USCIS Policy for Processing Green Card Renewals
Green Card renewal applications go through a number of automated checks:
- USCIS must validate the Alien Registration Number, or A-Number, listed on the application. USCIS runs it against the Central Index System to ensure the number is correct, is valid, and matches the name and identifying information included on the application.
- USCIS uses the information submitted on the application to run a criminal and national security background check against the U.S. Custom and Border Protection’s TECS system. If the check reveals concerns regarding criminal activity or national security issues, USCIS refers the case to the USCIS Fraud Detection and National Security Directorate for investigation.
- USCIS submits information to the FBI’s National Name Check Program and Universal Index. These databases contain “personnel, administrative, applicant, and criminal files compiled for law enforcement purposes.”
- Once USCIS is able to validate the A-Number, it will schedule the applicant for a biometrics interview. USCIS sends the interview notice through the mail to the physical address that the applicant supplied on their petition or application.
Green Card Biometrics Appointments
Reporting for a biometrics appointment is a standard but important part of the Green Card renewal process. It allows USCIS to verify an applicant’s identity in person. At the time of the appointment, USCIS will usually collect
- The applicant’s fingerprints. USCIS uses this information to complete the required background and security checks. Fingerprints are valid for “15 months from the processing of the FBI.”

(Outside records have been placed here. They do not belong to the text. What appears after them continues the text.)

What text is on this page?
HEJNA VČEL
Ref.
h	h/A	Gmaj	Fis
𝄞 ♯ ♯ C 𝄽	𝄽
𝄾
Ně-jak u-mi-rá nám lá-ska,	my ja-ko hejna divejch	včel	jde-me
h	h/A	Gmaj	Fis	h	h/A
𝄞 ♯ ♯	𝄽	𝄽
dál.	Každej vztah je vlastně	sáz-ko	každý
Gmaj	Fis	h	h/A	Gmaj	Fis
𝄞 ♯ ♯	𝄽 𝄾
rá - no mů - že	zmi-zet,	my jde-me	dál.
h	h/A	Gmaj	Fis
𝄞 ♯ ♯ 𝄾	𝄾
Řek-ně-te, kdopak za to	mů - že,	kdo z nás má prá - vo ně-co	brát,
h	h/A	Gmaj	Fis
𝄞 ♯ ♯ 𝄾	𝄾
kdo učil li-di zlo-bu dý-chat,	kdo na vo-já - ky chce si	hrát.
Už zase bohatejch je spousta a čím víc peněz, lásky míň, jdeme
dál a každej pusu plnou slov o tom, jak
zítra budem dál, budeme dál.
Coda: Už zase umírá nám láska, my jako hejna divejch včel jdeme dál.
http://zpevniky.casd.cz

- A photograph of the applicant. USCIS uses the photo along with the fingerprints and digital signature to produce the renewal Green Card.
- A digital signature. USCIS will collect a digital signature at the time of the biometrics interview. By signing, applicants affirm that the information in their application is “complete, true and correct at the time of filing.” USCIS will not waive the signature requirement unless the applicant has a physical or mental disability that prevents it. Failing to provide a digital signature may result in an application’s denial.
USCIS may also conduct an interview to confirm information or request additional evidence.
Inadmissibility for Green Card
USCIS lists a number of classifications that result in inadmissibility or the denial of a Permanent Resident Card or its renewal. These include
- health-related issues;
- criminal and related grounds of inadmissibility;
- national security;
- public charge, or the need for public assistance;
- labor certification and select immigrant qualifications;
- illegal entrants and immigration violations;
- fraud and willful misrepresentation; and
- false claims to U.S. citizenship.
In some cases, applicants may be able to file Form I-601, Application for Waiver of Grounds of Inadmissibility.
Purpose of Green Card Background Check
USCIS conducts background checks to ensure that applicants and petitioners
- are exactly who they claim to be and
- are truthful about their reasons for applying for an immigration benefit.
USCIS does this by researching all information presented and comparing applicant information with data held in numerous law enforcement and other federal databases. Discrepancies or records that indicate a person may be inadmissible can result in requests for additional evidence or denials of an application.